La langue yéniche (allemand: Jenische Sprache) est le sociolecte ou cryptolecte des Yéniches, c'est-à-dire d'un groupe ethnique qui mène une vie nomade ou semi-nomade en Allemagne et dans les pays avoisinants. Les Yéniches, bien que socialement proches des Manouches et des Roms, ont une origine différente.

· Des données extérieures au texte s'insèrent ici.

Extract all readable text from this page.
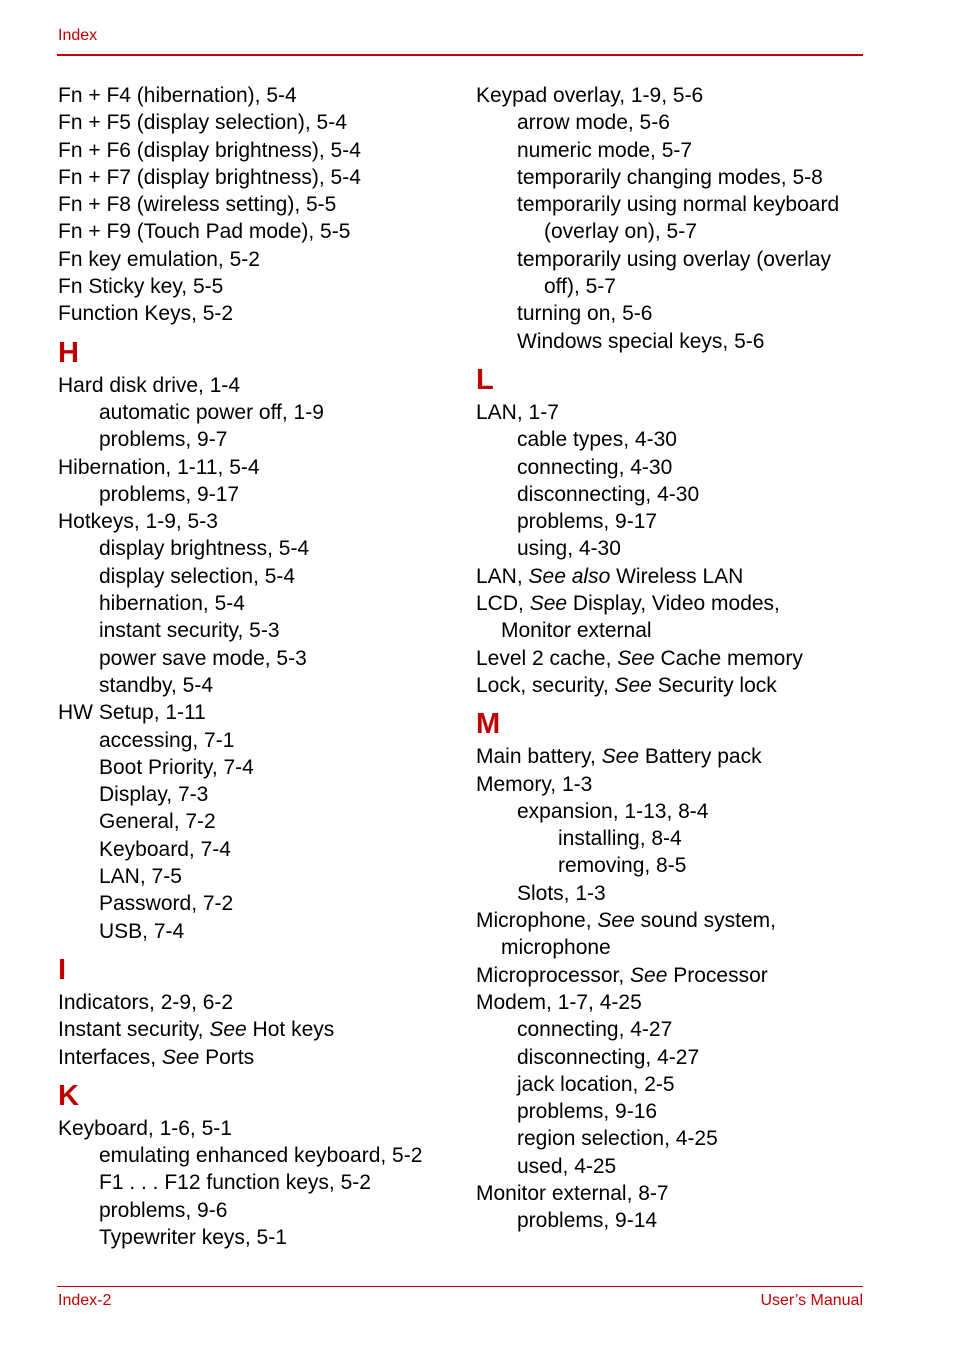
Index
Fn + F4 (hibernation), 5-4
Fn + F5 (display selection), 5-4
Fn + F6 (display brightness), 5-4
Fn + F7 (display brightness), 5-4
Fn + F8 (wireless setting), 5-5
Fn + F9 (Touch Pad mode), 5-5
Fn key emulation, 5-2
Fn Sticky key, 5-5
Function Keys, 5-2
H
Hard disk drive, 1-4
automatic power off, 1-9
problems, 9-7
Hibernation, 1-11, 5-4
problems, 9-17
Hotkeys, 1-9, 5-3
display brightness, 5-4
display selection, 5-4
hibernation, 5-4
instant security, 5-3
power save mode, 5-3
standby, 5-4
HW Setup, 1-11
accessing, 7-1
Boot Priority, 7-4
Display, 7-3
General, 7-2
Keyboard, 7-4
LAN, 7-5
Password, 7-2
USB, 7-4
I
Indicators, 2-9, 6-2
Instant security, See Hot keys
Interfaces, See Ports
K
Keyboard, 1-6, 5-1
emulating enhanced keyboard, 5-2
F1 . . . F12 function keys, 5-2
problems, 9-6
Typewriter keys, 5-1
Keypad overlay, 1-9, 5-6
arrow mode, 5-6
numeric mode, 5-7
temporarily changing modes, 5-8
temporarily using normal keyboard
(overlay on), 5-7
temporarily using overlay (overlay
off), 5-7
turning on, 5-6
Windows special keys, 5-6
L
LAN, 1-7
cable types, 4-30
connecting, 4-30
disconnecting, 4-30
problems, 9-17
using, 4-30
LAN, See also Wireless LAN
LCD, See Display, Video modes,
Monitor external
Level 2 cache, See Cache memory
Lock, security, See Security lock
M
Main battery, See Battery pack
Memory, 1-3
expansion, 1-13, 8-4
installing, 8-4
removing, 8-5
Slots, 1-3
Microphone, See sound system,
microphone
Microprocessor, See Processor
Modem, 1-7, 4-25
connecting, 4-27
disconnecting, 4-27
jack location, 2-5
problems, 9-16
region selection, 4-25
used, 4-25
Monitor external, 8-7
problems, 9-14
Index-2	User’s Manual
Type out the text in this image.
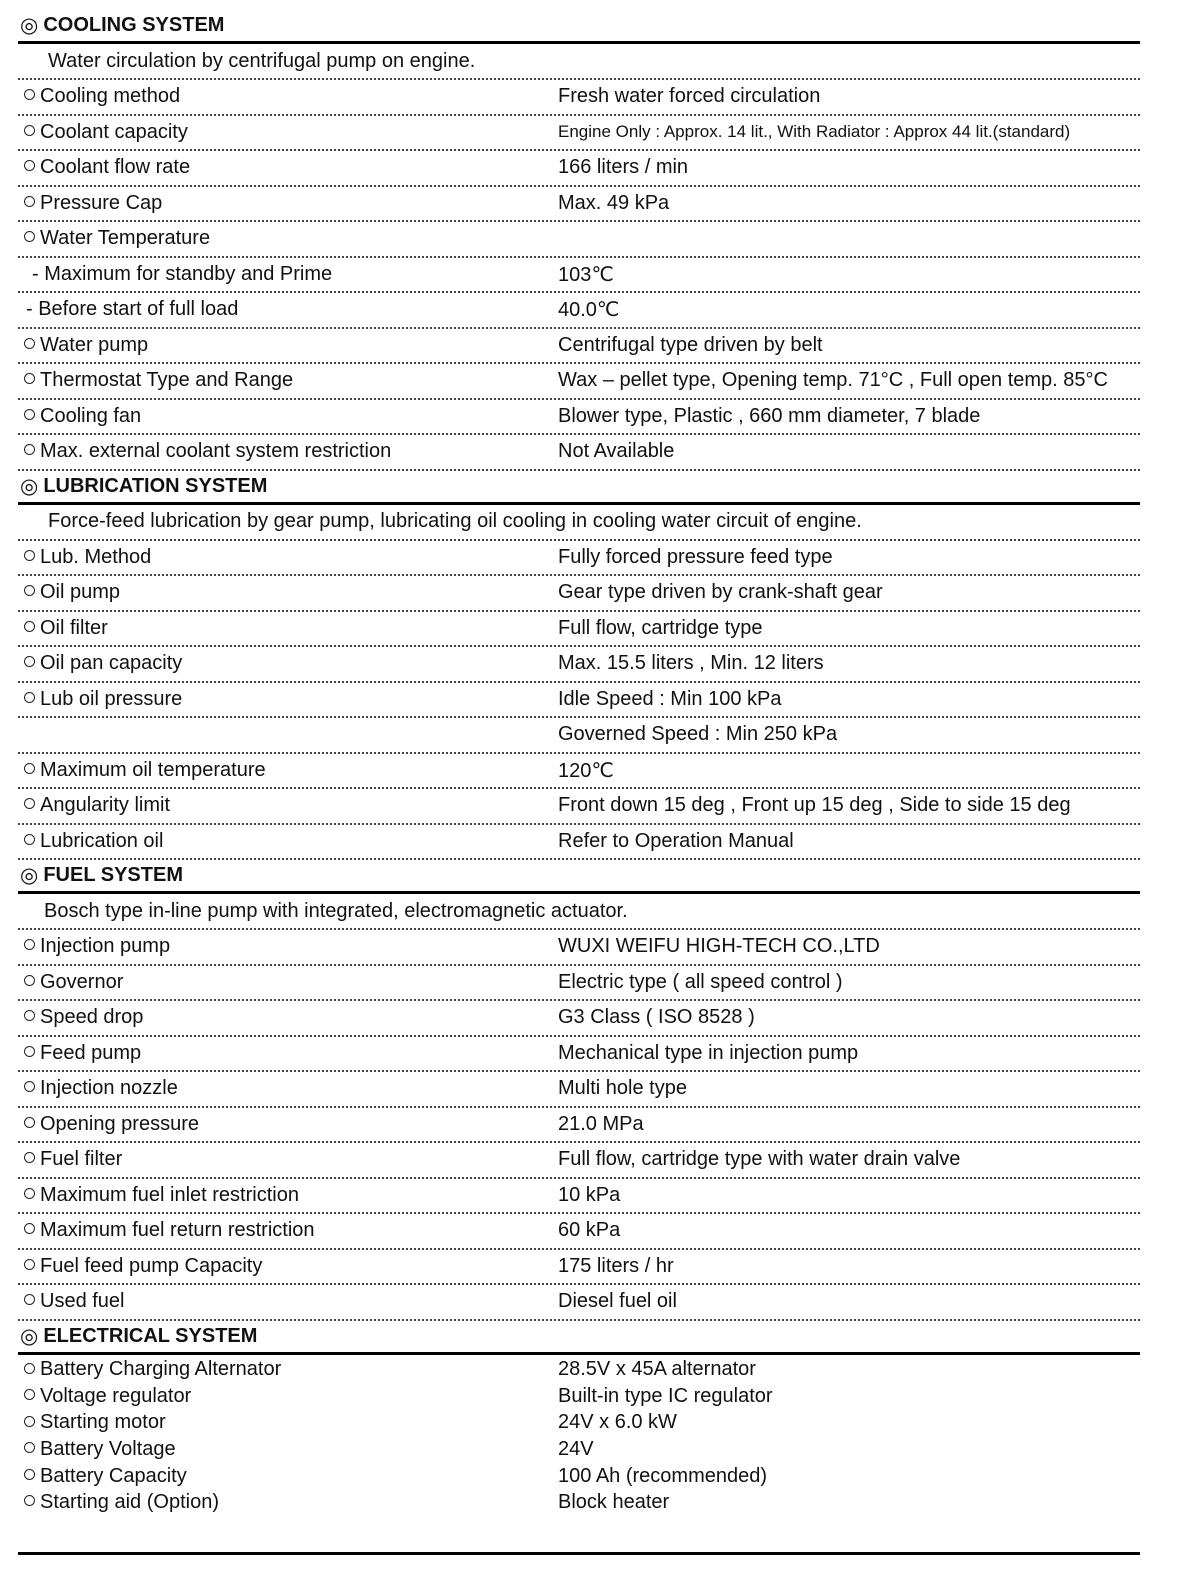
◎ COOLING SYSTEM
Water circulation by centrifugal pump on engine.
Cooling method	Fresh water forced circulation
Coolant capacity	Engine Only : Approx. 14 lit., With Radiator : Approx 44 lit.(standard)
Coolant flow rate	166 liters / min
Pressure Cap	Max. 49 kPa
Water Temperature
- Maximum for standby and Prime	103℃
- Before start of full load	40.0℃
Water pump	Centrifugal type driven by belt
Thermostat Type and Range	Wax – pellet type, Opening temp. 71°C , Full open temp. 85°C
Cooling fan	Blower type, Plastic , 660 mm diameter, 7 blade
Max. external coolant system restriction	Not Available
◎ LUBRICATION SYSTEM
Force-feed lubrication by gear pump, lubricating oil cooling in cooling water circuit of engine.
Lub. Method	Fully forced pressure feed type
Oil pump	Gear type driven by crank-shaft gear
Oil filter	Full flow, cartridge type
Oil pan capacity	Max. 15.5 liters , Min. 12 liters
Lub oil pressure	Idle Speed : Min 100 kPa
Governed Speed : Min 250 kPa
Maximum oil temperature	120℃
Angularity limit	Front down 15 deg , Front up 15 deg , Side to side 15 deg
Lubrication oil	Refer to Operation Manual
◎ FUEL SYSTEM
Bosch type in-line pump with integrated, electromagnetic actuator.
Injection pump	WUXI WEIFU HIGH-TECH CO.,LTD
Governor	Electric type ( all speed control )
Speed drop	G3 Class ( ISO 8528 )
Feed pump	Mechanical type in injection pump
Injection nozzle	Multi hole type
Opening pressure	21.0 MPa
Fuel filter	Full flow, cartridge type with water drain valve
Maximum fuel inlet restriction	10 kPa
Maximum fuel return restriction	60 kPa
Fuel feed pump Capacity	175 liters / hr
Used fuel	Diesel fuel oil
◎ ELECTRICAL SYSTEM
Battery Charging Alternator	28.5V x 45A alternator
Voltage regulator	Built-in type IC regulator
Starting motor	24V x 6.0 kW
Battery Voltage	24V
Battery Capacity	100 Ah (recommended)
Starting aid (Option)	Block heater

Cette langue est caractérisée par une grammaire allemande et par un lexique composé qui dérive ses éléments de l'allemand (surtout des dialectes de l'allemand supérieur), de l'hébreu, du yiddish (de la variante occidentale qui n'a pas encore subi l'influence slavique), et du Rom'nes (la langue des Manouches), avec un nombre mineur d'emprunts à d'autres langues européennes (surtout français et italien). Du point de vue linguistique, le yéniche par sa structure et son lexique est identique à, ou est une variante tardive de "Rotwelsch", terme traditionnel et plus ancien (attesté depuis 1250) pour désigner les variantes de l'argot des "classes dangereuses" dans les pays de langue allemande. Le nom Rotwelsch est d'ailleurs récusé par certains réprésentants des Yéniches qui le regardent comme discriminatoire et inapproprié pour ce qui, à leur avis, serait une langue propre d'origines plus nobles et anciennes, selon quelques-uns même d'origine celtique.
Le mot "Jenisch" est attesté en 1714, dans un texte qui cite "jenische Sprach" comme le nom qu'avaient donné certains criminels dans les milieux gastronomiques de Vienne à leur argot ("eine gewisse Rendens-Arth ..., welche sie die jenische Sprach nennen"), argot qui, selon ce document, leur servait à mieux cacher leurs secrets ("ihre Schelmereien desto besser zu verbergen"), et qui, à juger des autres exemples cités, n'était autre chose qu'une variante du Rotwelsch traditionnel. Comme étymologie du mot "jenisch" il y a plusieurs hypothèses , la première est celle des racines yiddish ou hébraiques (de jônêh "frauduleux", ou de jedio "science, connaissance"), l'autre de la racine tsigane džan- ("savoir, connaitre")en romani: la langue yéniche est donc la langue de ceux "qui savent", c'est-à-dire des initiés, suivant la même logique qui fit naître "Kochemerloschen" (attesté depuis le XIXe siècle, de yiddish chochom "sage, intelligent" et loschon "langue") comme un des noms du Rotwelsch.
Aux XVIIIe et XIXe siècles, le mot "jenisch" est adopté dans les documents officiels et dans la littérature criminologique comme synonyme de "gaunerisch" ou "jaunerisch" (voyou), tandis qu'en argot ce mot (avec variantes phonétiques comme "jännisch", "jähnisch", "jennisch") est attesté avec le sens "savant, intelligent" et comme auto-désignation des locuteurs et de leur parler. C'est surtout au cours de la réflexion critique sur la persécution soufferte par les Yéniches à l'époque du Nazisme et, de manière différente, dans la Suisse jusqu'aux années 1970, que le mot "jenisch" et la langue yéniche ont joué un rôle important dans les tentatives de construire ou récupérer une identité culturelle et linguistique de ce qui, dans cette perspective, apparaît comme le peuple yéniche.